Para entonces Cannon se había casado y trabajaba por la noche en una fábrica de textiles para mantener a su esposa, Princetta, y a los dos hijos de ambos. El haber pasado con éxito su examen de ingreso en la universidad le dio derecho a los beneficios educacionales reservados a los veteranos de la Segunda Guerra Mundial, cosa que Cannon no considera un pago por sus servicios militares, sino una merced con que lo favoreció su país.
Concluidos sus estudios universitarios, quiso enseñar arte, pero no había vacantes en las escuelas de segunda enseñanza. Con el tiempo ingresó en el servicio postal, y más tarde solicitó empleo en el vagón correo de un tren, para separar la correspondencia. "Al viajar en tren por la noche tenía mucho tiempo para pensar", cuenta. "Estaba íntimamente convencido de que debía ayudar al prójimo de alguna manera, pero no sabía cómo".
Por entonces, una noche, después de su traslado a la oficina principal de correos de Richmond, ocurrió algo curioso. "Trabajábamos varios compañeros ante una banda transportadora, separando cartas y sosteniendo una discusión filosófica", relata Cannon. "Comenté: Lo que el hombre siembre, eso cosechará. Y justamente en ese momento bajaba por la banda un sobre grande de papel manila; se rompió frente a mí y salieron algunas hojas. ¡Y en la de encima estaba claramente impresa la misma cita!"
El deseo de Cannon de ayudar a los demás siempre había sido espontáneo. Mas entonces quiso emprender alguna obra directa y organizada. Pero, ¿qué podría hacer él, simple empleado de correos?
"Até los cabos sueltos al comprender que el dinero es el símbolo más poderoso de nuestra cultura", dice. "Si empleaba debidamente aunque fuera sumas pequeñas, podría ayudar a la gente y hacer con ello una poderosa afirmación. Me di cuenta de que si ganaba todo cuanto pudiera, si vivía frugalmente y utilizaba todo dinero adicional para ayudar a los demás, entonces la vida tendría algún significado".
"Adicional" es una palabra engañosa, por supuesto. Algunas personas nunca tienen nada adicional, por mucho dinero que ganen. Cannon, en parte por la pobreza de su juventud, tiene un concepto firme de lo que es necesario y lo que es superfluo. Su casa es vieja y maltrecha; su automóvil tiene 14 años de uso. Cannon gasta muy poco en ropa, casi nada en bebidas y nada absolutamente en tabaco. "Tenemos abrigo, lo suficiente para comer y lo esencial para la vida", comenta.
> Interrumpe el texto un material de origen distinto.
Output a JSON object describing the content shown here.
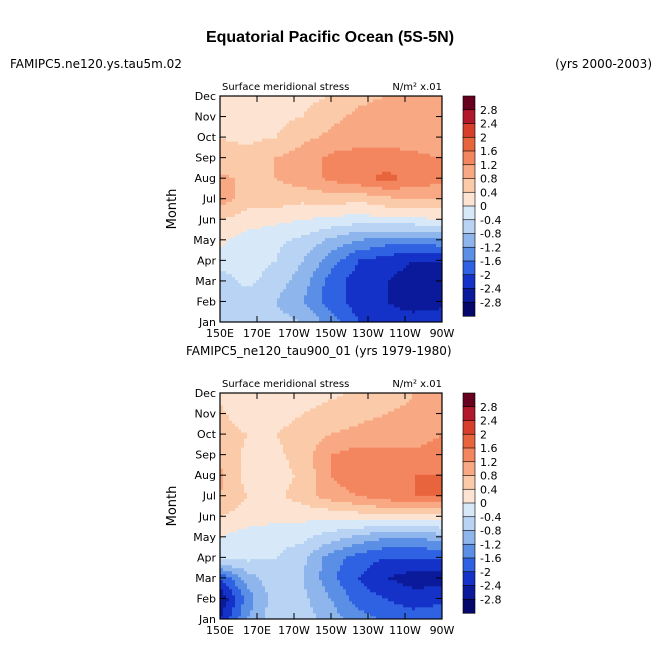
{
  "page": {
    "title": "Equatorial Pacific Ocean (5S-5N)",
    "case_left": "FAMIPC5.ne120.ys.tau5m.02",
    "case_right": "(yrs 2000-2003)"
  },
  "chart_data": [
    {
      "type": "heatmap",
      "panel_title": "",
      "variable": "Surface meridional stress",
      "units": "N/m² x.01",
      "ylabel": "Month",
      "x_ticks": [
        "150E",
        "170E",
        "170W",
        "150W",
        "130W",
        "110W",
        "90W"
      ],
      "y_ticks": [
        "Jan",
        "Feb",
        "Mar",
        "Apr",
        "May",
        "Jun",
        "Jul",
        "Aug",
        "Sep",
        "Oct",
        "Nov",
        "Dec"
      ],
      "rows": [
        [
          -0.6,
          -0.6,
          -0.6,
          -0.8,
          -1.4,
          -2.0,
          -2.2,
          -2.2,
          -2.0
        ],
        [
          -0.6,
          -0.6,
          -0.8,
          -1.2,
          -1.8,
          -2.2,
          -2.4,
          -2.6,
          -2.6
        ],
        [
          -0.6,
          -0.3,
          -0.6,
          -1.0,
          -1.8,
          -2.2,
          -2.4,
          -2.6,
          -2.8
        ],
        [
          -0.2,
          -0.2,
          -0.4,
          -0.8,
          -1.4,
          -2.0,
          -2.2,
          -2.4,
          -2.4
        ],
        [
          0.1,
          -0.2,
          -0.3,
          -0.5,
          -0.9,
          -1.2,
          -1.4,
          -1.4,
          -1.3
        ],
        [
          0.4,
          0.2,
          0.1,
          0.0,
          -0.1,
          -0.2,
          -0.1,
          -0.1,
          0.0
        ],
        [
          1.0,
          0.6,
          0.6,
          0.5,
          0.6,
          0.5,
          0.7,
          0.8,
          0.8
        ],
        [
          0.9,
          0.7,
          0.8,
          1.0,
          1.3,
          1.5,
          1.7,
          1.5,
          1.3
        ],
        [
          0.5,
          0.6,
          0.8,
          1.0,
          1.3,
          1.4,
          1.4,
          1.3,
          1.2
        ],
        [
          0.4,
          0.3,
          0.4,
          0.7,
          0.9,
          1.0,
          1.0,
          1.0,
          0.9
        ],
        [
          0.1,
          0.3,
          0.3,
          0.4,
          0.7,
          0.9,
          1.0,
          0.9,
          0.9
        ],
        [
          0.1,
          0.2,
          0.2,
          0.3,
          0.4,
          0.7,
          0.8,
          0.9,
          0.9
        ]
      ]
    },
    {
      "type": "heatmap",
      "panel_title": "FAMIPC5_ne120_tau900_01 (yrs 1979-1980)",
      "variable": "Surface meridional stress",
      "units": "N/m² x.01",
      "ylabel": "Month",
      "x_ticks": [
        "150E",
        "170E",
        "170W",
        "150W",
        "130W",
        "110W",
        "90W"
      ],
      "y_ticks": [
        "Jan",
        "Feb",
        "Mar",
        "Apr",
        "May",
        "Jun",
        "Jul",
        "Aug",
        "Sep",
        "Oct",
        "Nov",
        "Dec"
      ],
      "rows": [
        [
          -2.4,
          -1.2,
          -0.5,
          -0.6,
          -1.0,
          -1.4,
          -1.7,
          -1.8,
          -1.7
        ],
        [
          -2.8,
          -1.4,
          -0.6,
          -0.7,
          -1.2,
          -1.8,
          -2.0,
          -2.2,
          -2.1
        ],
        [
          -2.0,
          -1.0,
          -0.5,
          -0.8,
          -1.5,
          -2.0,
          -2.4,
          -2.6,
          -2.6
        ],
        [
          -0.2,
          -0.3,
          -0.4,
          -0.7,
          -1.4,
          -1.8,
          -2.0,
          -2.0,
          -2.0
        ],
        [
          0.0,
          -0.2,
          -0.2,
          -0.3,
          -0.6,
          -0.9,
          -1.2,
          -1.2,
          -1.0
        ],
        [
          0.4,
          0.2,
          0.1,
          0.1,
          0.1,
          0.2,
          0.3,
          0.3,
          0.3
        ],
        [
          0.8,
          0.4,
          0.3,
          0.6,
          1.0,
          1.2,
          1.4,
          1.6,
          1.6
        ],
        [
          0.9,
          0.2,
          0.2,
          0.5,
          1.2,
          1.5,
          1.6,
          1.6,
          1.6
        ],
        [
          0.7,
          0.3,
          0.3,
          0.6,
          1.2,
          1.4,
          1.3,
          1.3,
          1.4
        ],
        [
          0.6,
          0.4,
          0.4,
          0.6,
          0.8,
          0.9,
          1.0,
          1.0,
          1.2
        ],
        [
          0.5,
          0.1,
          0.2,
          0.4,
          0.6,
          0.7,
          0.8,
          0.9,
          1.2
        ],
        [
          0.3,
          0.0,
          0.1,
          0.2,
          0.3,
          0.5,
          0.6,
          0.8,
          1.0
        ]
      ]
    }
  ],
  "colorbar": {
    "labels": [
      "2.8",
      "2.4",
      "2",
      "1.6",
      "1.2",
      "0.8",
      "0.4",
      "0",
      "-0.4",
      "-0.8",
      "-1.2",
      "-1.6",
      "-2",
      "-2.4",
      "-2.8"
    ],
    "levels": [
      2.8,
      2.4,
      2.0,
      1.6,
      1.2,
      0.8,
      0.4,
      0.0,
      -0.4,
      -0.8,
      -1.2,
      -1.6,
      -2.0,
      -2.4,
      -2.8
    ],
    "colors": [
      "#67001f",
      "#b2182b",
      "#d6402b",
      "#e8643d",
      "#f4865f",
      "#f8a882",
      "#fbcaa8",
      "#fde4d2",
      "#d7e8f9",
      "#b8d3f3",
      "#8fb6ec",
      "#5b8fe6",
      "#2f62e2",
      "#1432c8",
      "#0a1a9a",
      "#05086a"
    ]
  }
}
Nuestro filántropo no ha descuidado a su familia por dedicarse a su vocación. Envió a sus dos hijos a la universidad. Procura guardar por lo menos 2000 o 3000 dólares en una cuenta de ahorros para cualquier problema urgente de familia, pero pocos son los dispendios. Casi todo lo demás es para ayudar a otros.
Su obra no siempre ha recibido elogios. "Algunos de mis vecinos creen que estoy loco", dice. "Instan a Princetta a ponerme freno. Pero después de 31 años de matrimonio, ella comprende lo que hago y por qué lo hago".
Otras personas lo entienden también. Hace poco, Cannon recibió el tipo de carta que puede apabullar a cualquier crítico. Escrita por un alumno de tercer año de primaria, de San Diego (California), decía: "Nuestro país es muy afortunado al contar con un ciudadano que se preocupa tanto por el prójimo. ¡Nos enorgullecemos de que sea usted norteamericano!"
Una carta como esta, asegura Cannon, vale más que todo lo que podría comprar con su dinero.